Technically, Drumee was inspired by Linux. And now, it can be considered as the first Web Operating System. You can take its core components as they are with the file system, rendering engine, and access control, and extend your own application on the top of that basement.

What are your business goals?

Start small, think big. Currently, Drumee is already big, but it is still small compared to what we can do with it. Our core business is digital sovereignty. This is not another concept of washing or a hollow word. Drumee doesn’t rely on external technology or infrastructure.

Why is it so important, while it is so easy to rely on everything that exists on the Internet? It’s only common sense not to do a business on something you can’t control. Suppose that all of your business relies on Google, AWS, or Azure. And for any reason, the US government says, “Ok, now, you no longer can use those services”. It can’t happen! Really? It did for Huawei. It can happen to anyone as long as the future is still unwritten. So, Drumee wants you to have total control of your data. We have total control of our software and infrastructure.

When choosing a database to power your cloud platform, why was an open source database so important to you? 

The response is still digital sovereignty. Doing business on something you can’t control is not a very good idea. Beyond geopolitics uncertainties, there is also technological uncertainty. In my career, I have faced some situations where the choice of a private source led to a failure, because the editors of that source shut down, leaving their customers with a software that can no longer be updated.

It sounds like the majority of your experience was previously with PostgreSQL. What was it about PostgreSQL that didn’t make it a good fit for the application you were building? 

Drumee is inspired by Linux. It considers everything as a resource. Drumee’s world is shared in two things: resources and resources users. Each time a user wants to use a resource, the Drumee access control always applies the same rule: who you are and what you want? The response is always simple: access granted or denied. This rule relies on the databases layer.

Meaning that when you have millions of users accessing billions of files, your access control must keep running smoothly. It can only run smoothly if your data structure is properly designed. Then your database must give the best performance. This rationale led me to a “unit sharding”, i.e each user affects a specific database (schema for PostgreSQL). In the same way, each resources container (virtual host) has its own database. This means that the number of schemas is going to grow very high. It seemed to me that MariaDB would do it better on that specific point.
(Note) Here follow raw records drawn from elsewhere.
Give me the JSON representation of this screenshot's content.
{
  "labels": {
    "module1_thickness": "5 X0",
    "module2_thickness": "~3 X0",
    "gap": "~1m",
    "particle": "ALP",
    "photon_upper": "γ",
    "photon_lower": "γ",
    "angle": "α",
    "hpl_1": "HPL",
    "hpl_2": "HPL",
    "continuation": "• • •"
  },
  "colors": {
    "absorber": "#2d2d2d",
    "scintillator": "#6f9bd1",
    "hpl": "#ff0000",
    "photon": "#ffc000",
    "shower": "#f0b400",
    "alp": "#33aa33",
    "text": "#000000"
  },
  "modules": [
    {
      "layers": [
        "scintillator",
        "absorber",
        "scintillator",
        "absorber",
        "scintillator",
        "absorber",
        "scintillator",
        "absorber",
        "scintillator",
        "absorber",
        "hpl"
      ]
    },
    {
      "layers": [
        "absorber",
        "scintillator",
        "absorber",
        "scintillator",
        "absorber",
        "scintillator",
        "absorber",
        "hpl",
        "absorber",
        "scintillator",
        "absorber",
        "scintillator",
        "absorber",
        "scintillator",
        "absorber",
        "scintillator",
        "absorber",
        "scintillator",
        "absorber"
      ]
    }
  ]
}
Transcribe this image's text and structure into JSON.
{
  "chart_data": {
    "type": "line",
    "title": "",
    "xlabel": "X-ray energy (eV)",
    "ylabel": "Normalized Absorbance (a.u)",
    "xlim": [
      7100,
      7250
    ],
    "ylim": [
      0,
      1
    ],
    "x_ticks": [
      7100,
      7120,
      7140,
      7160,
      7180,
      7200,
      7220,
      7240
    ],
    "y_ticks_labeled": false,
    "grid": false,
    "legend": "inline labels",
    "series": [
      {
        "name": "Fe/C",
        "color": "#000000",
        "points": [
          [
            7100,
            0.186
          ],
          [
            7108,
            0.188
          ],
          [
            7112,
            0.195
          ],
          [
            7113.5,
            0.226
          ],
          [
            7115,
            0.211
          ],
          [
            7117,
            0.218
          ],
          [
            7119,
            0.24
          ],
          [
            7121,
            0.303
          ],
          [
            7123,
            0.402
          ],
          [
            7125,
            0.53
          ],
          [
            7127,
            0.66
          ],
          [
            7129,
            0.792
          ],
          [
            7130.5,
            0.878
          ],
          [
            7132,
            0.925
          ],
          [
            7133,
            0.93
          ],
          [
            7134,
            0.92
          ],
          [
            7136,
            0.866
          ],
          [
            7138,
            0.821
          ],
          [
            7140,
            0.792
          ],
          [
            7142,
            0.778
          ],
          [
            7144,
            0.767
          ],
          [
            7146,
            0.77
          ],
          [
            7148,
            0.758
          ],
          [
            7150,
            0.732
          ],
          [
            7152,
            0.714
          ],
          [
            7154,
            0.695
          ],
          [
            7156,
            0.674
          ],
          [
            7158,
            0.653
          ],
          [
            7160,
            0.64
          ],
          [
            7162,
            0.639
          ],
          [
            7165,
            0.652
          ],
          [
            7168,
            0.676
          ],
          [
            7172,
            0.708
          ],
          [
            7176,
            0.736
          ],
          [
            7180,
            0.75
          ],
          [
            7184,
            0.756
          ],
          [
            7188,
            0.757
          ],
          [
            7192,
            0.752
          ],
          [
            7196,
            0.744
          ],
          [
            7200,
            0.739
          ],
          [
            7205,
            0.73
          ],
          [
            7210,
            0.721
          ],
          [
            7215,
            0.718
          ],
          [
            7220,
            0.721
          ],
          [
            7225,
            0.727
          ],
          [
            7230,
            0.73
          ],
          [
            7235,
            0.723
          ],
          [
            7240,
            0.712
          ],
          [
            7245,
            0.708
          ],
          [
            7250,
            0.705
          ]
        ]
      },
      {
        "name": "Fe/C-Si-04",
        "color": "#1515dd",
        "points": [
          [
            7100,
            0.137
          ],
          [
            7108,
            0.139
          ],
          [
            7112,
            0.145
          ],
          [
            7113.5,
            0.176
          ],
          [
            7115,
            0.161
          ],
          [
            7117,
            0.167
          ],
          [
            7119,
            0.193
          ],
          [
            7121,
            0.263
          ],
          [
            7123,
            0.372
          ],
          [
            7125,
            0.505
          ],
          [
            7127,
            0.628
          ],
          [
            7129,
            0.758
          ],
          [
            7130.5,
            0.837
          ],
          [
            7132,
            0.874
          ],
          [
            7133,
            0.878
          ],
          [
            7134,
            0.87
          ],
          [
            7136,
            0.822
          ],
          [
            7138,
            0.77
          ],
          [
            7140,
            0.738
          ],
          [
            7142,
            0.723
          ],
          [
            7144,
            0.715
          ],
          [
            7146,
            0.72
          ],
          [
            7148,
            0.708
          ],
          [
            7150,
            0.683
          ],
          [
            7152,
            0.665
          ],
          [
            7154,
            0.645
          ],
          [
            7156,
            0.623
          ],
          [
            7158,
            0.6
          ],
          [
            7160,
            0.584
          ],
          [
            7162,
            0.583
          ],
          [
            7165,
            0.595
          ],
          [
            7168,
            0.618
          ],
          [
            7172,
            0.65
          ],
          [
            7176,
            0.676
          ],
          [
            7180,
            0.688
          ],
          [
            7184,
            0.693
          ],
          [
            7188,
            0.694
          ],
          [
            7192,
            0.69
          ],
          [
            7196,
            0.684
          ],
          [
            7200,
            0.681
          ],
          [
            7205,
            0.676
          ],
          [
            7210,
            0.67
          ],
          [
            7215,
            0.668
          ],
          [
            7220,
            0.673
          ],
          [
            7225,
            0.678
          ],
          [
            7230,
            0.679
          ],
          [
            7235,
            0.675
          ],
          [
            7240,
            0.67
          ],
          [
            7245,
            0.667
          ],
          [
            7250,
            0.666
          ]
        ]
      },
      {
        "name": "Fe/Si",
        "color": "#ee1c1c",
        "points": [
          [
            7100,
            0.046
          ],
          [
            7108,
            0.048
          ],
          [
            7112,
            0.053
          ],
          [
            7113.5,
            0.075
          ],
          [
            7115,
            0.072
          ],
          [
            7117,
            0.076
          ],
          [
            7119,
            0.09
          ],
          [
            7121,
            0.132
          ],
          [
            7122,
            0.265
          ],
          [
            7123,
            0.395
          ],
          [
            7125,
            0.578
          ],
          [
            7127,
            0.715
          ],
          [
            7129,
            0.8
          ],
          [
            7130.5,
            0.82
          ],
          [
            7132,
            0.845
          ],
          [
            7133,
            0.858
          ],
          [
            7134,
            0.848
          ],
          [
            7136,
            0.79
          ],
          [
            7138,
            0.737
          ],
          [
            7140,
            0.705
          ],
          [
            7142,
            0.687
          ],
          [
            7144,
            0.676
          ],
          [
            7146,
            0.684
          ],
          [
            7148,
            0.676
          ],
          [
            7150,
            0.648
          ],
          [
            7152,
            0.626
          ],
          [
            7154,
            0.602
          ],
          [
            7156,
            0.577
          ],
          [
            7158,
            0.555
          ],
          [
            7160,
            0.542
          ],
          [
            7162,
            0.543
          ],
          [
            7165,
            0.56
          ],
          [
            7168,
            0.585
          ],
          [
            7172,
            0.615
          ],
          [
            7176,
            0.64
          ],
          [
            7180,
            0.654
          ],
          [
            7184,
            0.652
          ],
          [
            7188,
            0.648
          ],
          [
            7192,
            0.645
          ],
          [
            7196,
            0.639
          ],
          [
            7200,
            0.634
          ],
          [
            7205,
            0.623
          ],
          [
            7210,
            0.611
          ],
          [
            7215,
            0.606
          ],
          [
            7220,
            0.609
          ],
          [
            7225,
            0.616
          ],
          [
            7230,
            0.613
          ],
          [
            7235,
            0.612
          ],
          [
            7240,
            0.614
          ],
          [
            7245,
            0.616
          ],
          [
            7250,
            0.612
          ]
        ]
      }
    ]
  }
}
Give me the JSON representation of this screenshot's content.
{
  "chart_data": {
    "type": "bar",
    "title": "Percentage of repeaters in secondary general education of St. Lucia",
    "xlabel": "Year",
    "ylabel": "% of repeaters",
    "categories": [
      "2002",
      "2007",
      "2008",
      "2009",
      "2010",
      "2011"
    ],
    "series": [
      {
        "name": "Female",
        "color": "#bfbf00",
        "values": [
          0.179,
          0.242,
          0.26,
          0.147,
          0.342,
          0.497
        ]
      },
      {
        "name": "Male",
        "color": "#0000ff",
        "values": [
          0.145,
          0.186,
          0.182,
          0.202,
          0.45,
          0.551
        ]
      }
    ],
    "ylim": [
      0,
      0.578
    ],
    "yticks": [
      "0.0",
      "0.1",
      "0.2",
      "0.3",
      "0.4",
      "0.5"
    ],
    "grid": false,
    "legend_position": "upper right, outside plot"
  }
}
How did you learn about MariaDB? 

In the beginning, I was looking for MySQL. With MySQL going under Oracle’s hand, I was unsure it was the right way. Always keep control of what you do. Then I saw there were forks, mainly Percona and MariaDB. Beyond the technical aspects, there was support, customer relation, and obviously, the price that helped me decide to go with MariaDB.

What sets MariaDB apart from other databases like PostgreSQL that made you choose us?

The first thing I would mention is people. At the time, Drumee was only a project, no more than a few lines of code. But the MariaDB team was very kind and they helped me to build Drumee. The second point is documentation. MariaDB documentation gave me more visibility on what I can expect and more confidence in the product.

With MariaDB as the database powering Drumee, what kind of volume of workload are you able to support? 

We expect to handle several thousand of queries per second, and several hundred MB of throughputs.

Can you imagine life without MariaDB? What would that look like? How has MariaDB helped Drumee? 

If MariaDB didn’t exist, I would have gone for PostgreSQL. I had some fundamental decisions to make on Drumee data architecture. MariaDB helped validate that decision. Without that decision, it would be difficult to build Drumee as we can see it today.

What’s next for Drumee with MariaDB?

If our business goes as expected, we can consider migrating InnoDB toward MariaDB Xpand for even better scalability.